Crypt::SSLeay or IO::Socket::SSL
AUTHOR
This was written by Dylan Martin, a unix admin at Seattle Central
Community College. You can email me at dmartin at cpan dot org.
REPORTING BUGS
Please report any bugs to
<https://sourceforge.net/projects/urlremove/support>.
BUGS LIMITATIONS AND OTHER SUCKAGE
* I don't handle badly formatted URLs in the urlfile in a reasonable
way. It should emit a useful warning and continue processing instead
it says something unhelpful and croaks.
* I don't prompt for a password and/or email if they're not in a
config. This is something any reasonable person might expect of this
script, but I don't need it so I haven't written it. If anyone else
uses this script and wants this functionality, let me know and I'll
probably add it.
* This script scrapes & submits a Google form instead of using some
cool REST API that may or may not exist. If Google changes the form,
this script will not work and it will probably eat your dog.
aaand that just happened. It works, but with reduced functionality.
* The stuff to tell google if the page have just changed and needs
re-spidering, vs removed entirely is gone. The only way to use this
at this time is to remove the offending page.
Let me know if that makes this script useless to you and I'll see
what I can do. It shouldn't be too hard to recreate that
functionality.
* I don't bother to check if the same URL has been specified twice. It
won't hurt anything if you do specify the same URL twice, as the
script will detect that you're attempting to add an already-added
URL and continue with the next URL, but it clutters the screen a
bit.
* There hasn't been much testing. I've used this on a big batch of
URLS and released it to the world in case anyone else has the same
problem I had.
* If Google thinks you're a bot, it will ask you to prove you're a
human. Don't submit the wrong password! I don't know what else
Google thinks of as bot-like behavior. If they start demanding a
captcha, you probably need to try from another machine. I probably
could write some code to download the captcha image, so if this is a
problem for you, let me know and I might be able to implement a
solution.
* The logic to determine if a URL has already submitted will freak out
if you have more than 1000 submitted URLS. This is because Google
separates them into pages. I figured out how to tell Google to list
1000 entries per page, so that shouldn't be a problem unless you're
submitting a huge amount of URLS. If you do exceed this number,
never fear, Google handles it gracefully. It just means this script
will take longer to run.
LICENSE
Copyright (c) 2010, Dylan Martin & Seattle Central Community College All
rights reserved.
Redistribution and use in source and binary forms, with or without
modification, are permitted provided that the following conditions are
met:
* Redistributions of source code must retain the above copyright
notice, this list of conditions and the following disclaimer.

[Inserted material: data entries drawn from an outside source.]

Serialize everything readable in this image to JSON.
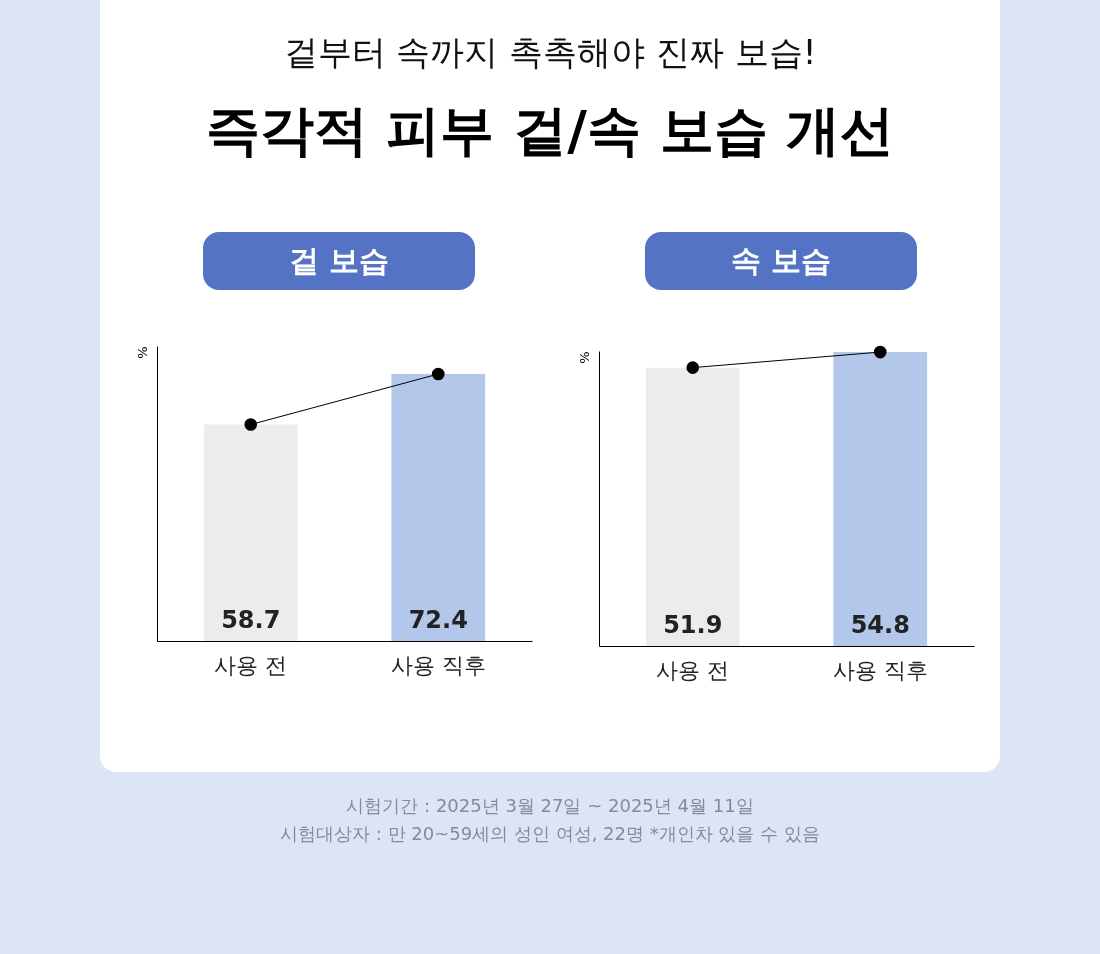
{
  "chart_data": [
    {
      "type": "other",
      "subtitle": "겉부터 속까지 촉촉해야 진짜 보습!",
      "title": "즉각적 피부 겉/속 보습 개선",
      "annotations": [
        "시험기간 : 2025년 3월 27일 ~ 2025년 4월 11일",
        "시험대상자 : 만 20~59세의 성인 여성, 22명 *개인차 있을 수 있음"
      ]
    },
    {
      "type": "bar",
      "title": "겉 보습",
      "ylabel": "%",
      "categories": [
        "사용 전",
        "사용 직후"
      ],
      "series": [
        {
          "type": "bar",
          "colors": [
            "#ececec",
            "#b3c7ea"
          ],
          "values": [
            58.7,
            72.4
          ],
          "value_labels": [
            "58.7",
            "72.4"
          ]
        },
        {
          "type": "line",
          "color": "#000000",
          "marker": "circle",
          "values": [
            58.7,
            72.4
          ]
        }
      ]
    },
    {
      "type": "bar",
      "title": "속 보습",
      "ylabel": "%",
      "categories": [
        "사용 전",
        "사용 직후"
      ],
      "series": [
        {
          "type": "bar",
          "colors": [
            "#ececec",
            "#b3c7ea"
          ],
          "values": [
            51.9,
            54.8
          ],
          "value_labels": [
            "51.9",
            "54.8"
          ]
        },
        {
          "type": "line",
          "color": "#000000",
          "marker": "circle",
          "values": [
            51.9,
            54.8
          ]
        }
      ]
    }
  ]
}
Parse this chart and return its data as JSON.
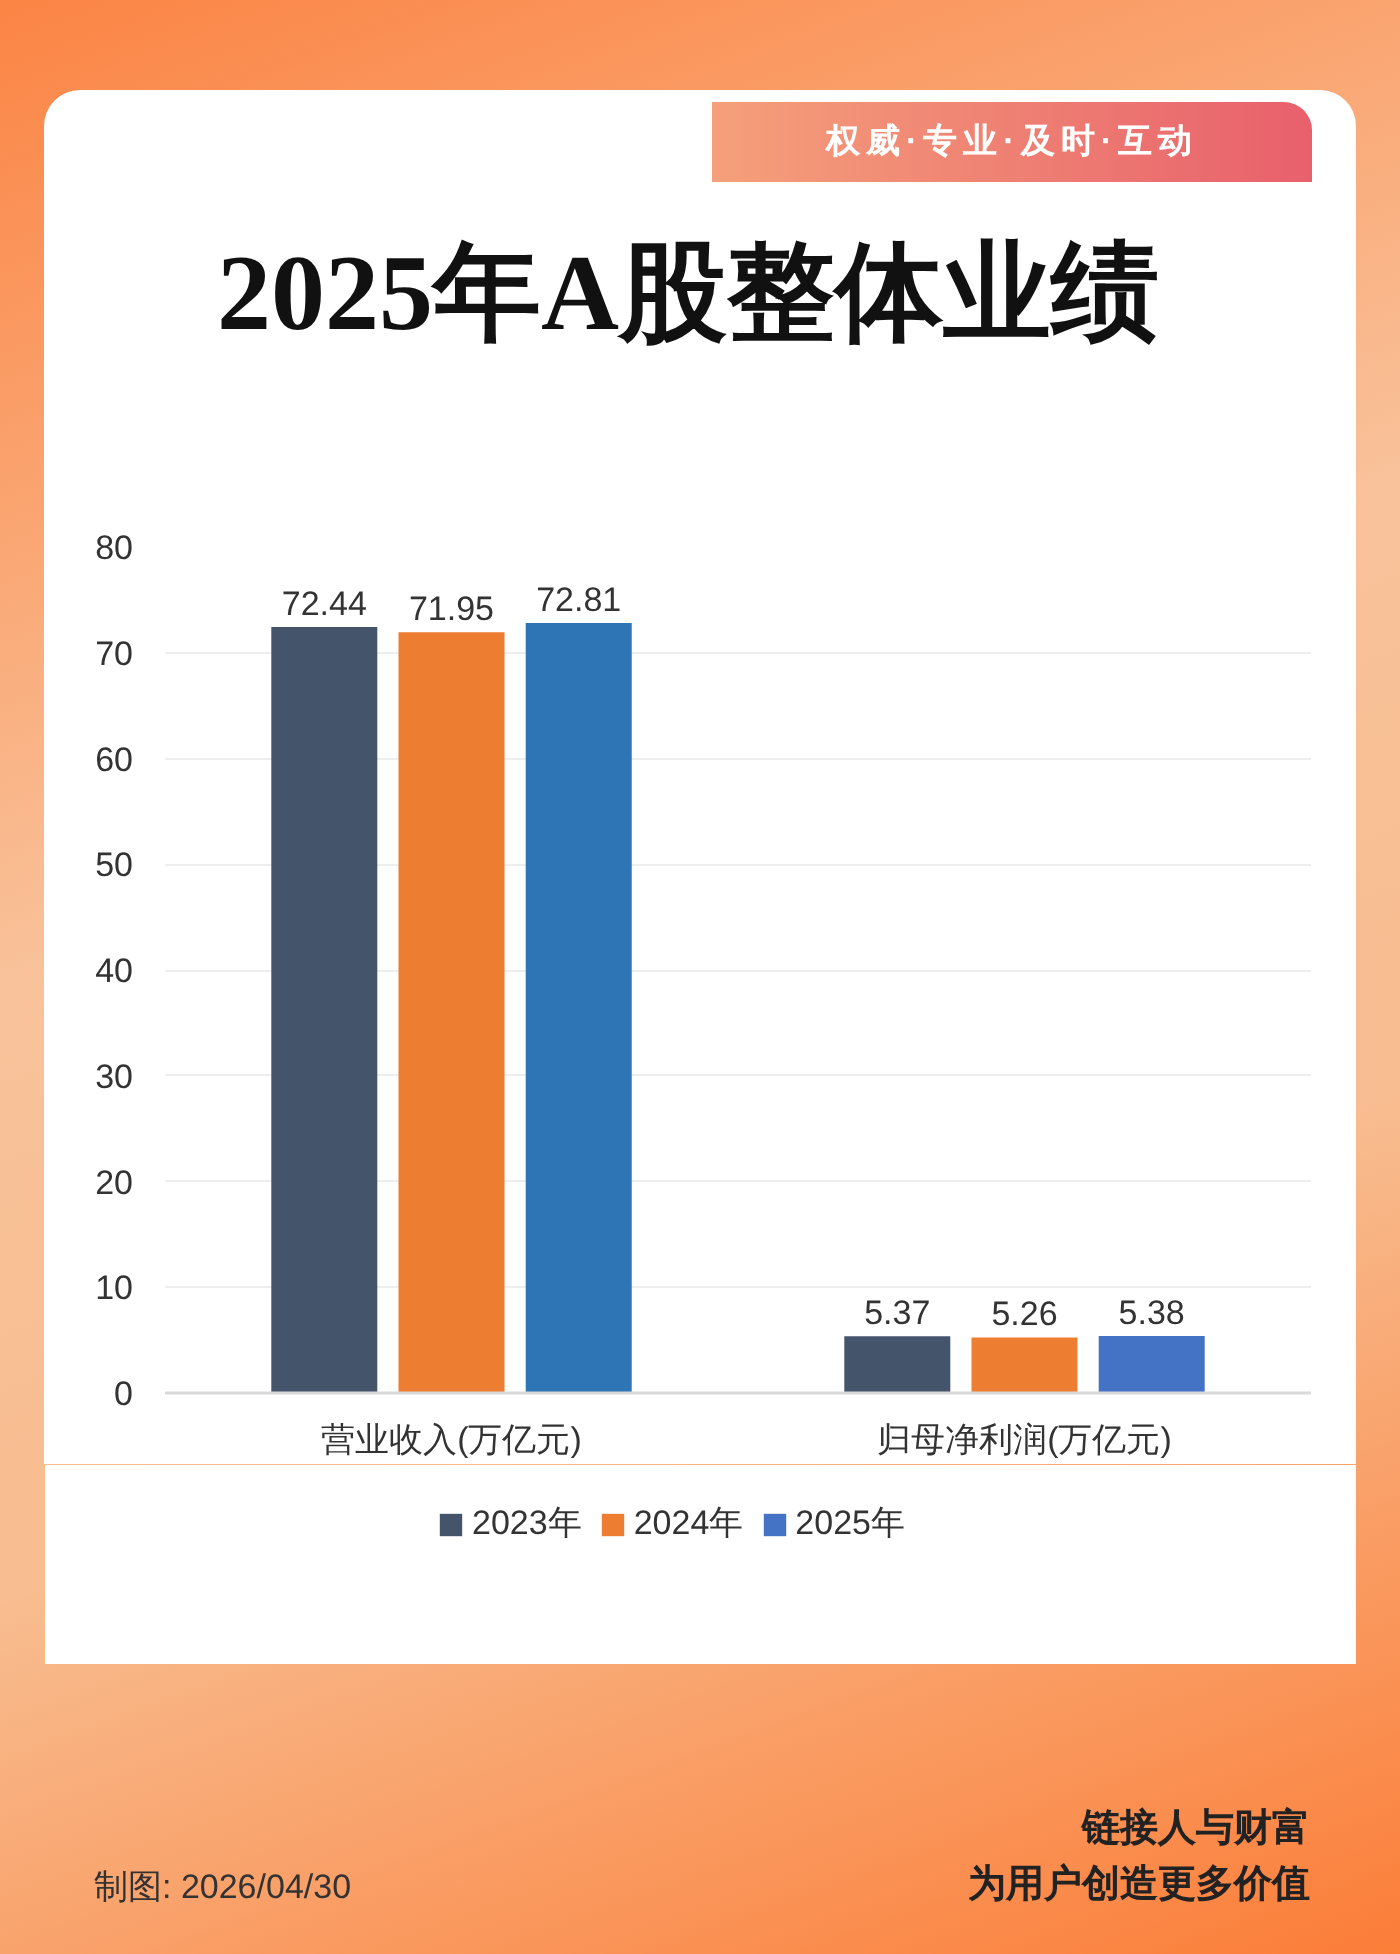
{
  "chart_data": {
    "type": "bar",
    "title": "2025年A股整体业绩",
    "categories": [
      "营业收入(万亿元)",
      "归母净利润(万亿元)"
    ],
    "series": [
      {
        "name": "2023年",
        "color": "#44546a",
        "values": [
          72.44,
          5.37
        ]
      },
      {
        "name": "2024年",
        "color": "#ed7d31",
        "values": [
          71.95,
          5.26
        ]
      },
      {
        "name": "2025年",
        "color": "#4472c4",
        "colors": [
          "#2e75b6",
          "#4472c4"
        ],
        "values": [
          72.81,
          5.38
        ]
      }
    ],
    "ylim": [
      0,
      80
    ],
    "yticks": [
      0,
      10,
      20,
      30,
      40,
      50,
      60,
      70,
      80
    ],
    "grid": "y",
    "legend": "bottom",
    "data_labels": true,
    "annotations": [
      "权威·专业·及时·互动",
      "制图: 2026/04/30",
      "链接人与财富",
      "为用户创造更多价值"
    ]
  }
}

* Redistributions in binary form must reproduce the above copyright
notice, this list of conditions and the following disclaimer in the
documentation and/or other materials provided with the distribution.
* Neither the name of the Seattle Central Community College nor the
names of its contributors may be used to endorse or promote products
derived from this software without specific prior written
permission.
THIS SOFTWARE IS PROVIDED BY THE COPYRIGHT HOLDERS AND CONTRIBUTORS "AS
IS" AND ANY EXPRESS OR IMPLIED WARRANTIES, INCLUDING, BUT NOT LIMITED
TO, THE IMPLIED WARRANTIES OF MERCHANTABILITY AND FITNESS FOR A
PARTICULAR PURPOSE ARE DISCLAIMED. IN NO EVENT SHALL THE COPYRIGHT
HOLDER OR CONTRIBUTORS BE LIABLE FOR ANY DIRECT, INDIRECT, INCIDENTAL,
SPECIAL, EXEMPLARY, OR CONSEQUENTIAL DAMAGES (INCLUDING, BUT NOT LIMITED
TO, PROCUREMENT OF SUBSTITUTE GOODS OR SERVICES; LOSS OF USE, DATA, OR
PROFITS; OR BUSINESS INTERRUPTION) HOWEVER CAUSED AND ON ANY THEORY OF
LIABILITY, WHETHER IN CONTRACT, STRICT LIABILITY, OR TORT (INCLUDING
NEGLIGENCE OR OTHERWISE) ARISING IN ANY WAY OUT OF THE USE OF THIS
SOFTWARE, EVEN IF ADVISED OF THE POSSIBILITY OF SUCH DAMAGE.